The most suitable nutrients are antioxidants, vitamins involved in the metabolism of homocysteine, unsaturated fatty acids such as omega 3, 6 and 9, and fiber. On the contrary, it is necessary to reduce the consumption of saturated fat and salt.

It is important to adapt certain habits and following the recommendations below:

  • Promote the consumption of fruits and vegetables (preferably raw to maintain vitamin benefits) and ingest them 5 times a day through all meals. These foods provide plenty of fiber and antioxidants.
  • Consumption of olive oil for cooking and for dressing.
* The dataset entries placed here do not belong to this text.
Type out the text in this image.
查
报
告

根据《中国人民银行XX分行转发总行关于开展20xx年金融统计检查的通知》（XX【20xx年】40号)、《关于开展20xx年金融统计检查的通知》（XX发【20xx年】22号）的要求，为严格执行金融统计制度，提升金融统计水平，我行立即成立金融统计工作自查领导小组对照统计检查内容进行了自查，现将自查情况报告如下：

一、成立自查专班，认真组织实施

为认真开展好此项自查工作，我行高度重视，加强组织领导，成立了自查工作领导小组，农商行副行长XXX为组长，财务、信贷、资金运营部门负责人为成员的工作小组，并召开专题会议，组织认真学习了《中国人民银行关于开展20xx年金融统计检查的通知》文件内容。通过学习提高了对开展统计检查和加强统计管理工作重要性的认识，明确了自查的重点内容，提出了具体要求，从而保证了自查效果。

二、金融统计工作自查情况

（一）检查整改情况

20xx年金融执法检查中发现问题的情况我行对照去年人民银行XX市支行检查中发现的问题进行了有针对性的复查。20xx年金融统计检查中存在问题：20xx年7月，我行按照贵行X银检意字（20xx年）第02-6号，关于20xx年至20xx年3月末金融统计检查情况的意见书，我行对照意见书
It is a product rich in vitamin E, powerful antioxidant and monounsaturated fatty acids such as omega 9.
  • Consume protein from:
    • White meat like chicken and rabbit, at least 5 meals a week.
    • Bluefish like salmon, tuna, sardines, sea bass and sea bream, about 3 or 4 meals a week, because its content of omega 3 fatty acids.
    • Eggs, preferably boiled eggs or omelette with a little oil, a maximum of 2 per week.
    • Vegetable protein through foods such as tofu, tempeh and satin. Also it’s good to combine with cereals like rice, millet, quinoa, couscous with vegetables such as lentils, chickpeas, beans, peas, beans, soy or buckwheat.
    • Eat a daily serving of nuts and seeds for its high content of vitamin E, fiber and unsaturated fatty acids omega 3 and 6.
    • It is also advisable to eat carbohydrates, such as pasta or rice (both preferably integral).
    • Finally, it is recommended to reduce the consumption of the following food:
      • Whole milk and all derivatives, due to its high saturated fat content.
      • Table sugar, or sugary products made with refined flour.
      • Alcoholic beverages.
      • Salt or products made from salt such as fried and salted nuts, ready meals, chips, etc.


Meritxel Bansell, Diploma in Human Nutrition and Dietetics and Master in Food Chemistry and Engineering (University Ramon Llull, Barcelona 2008)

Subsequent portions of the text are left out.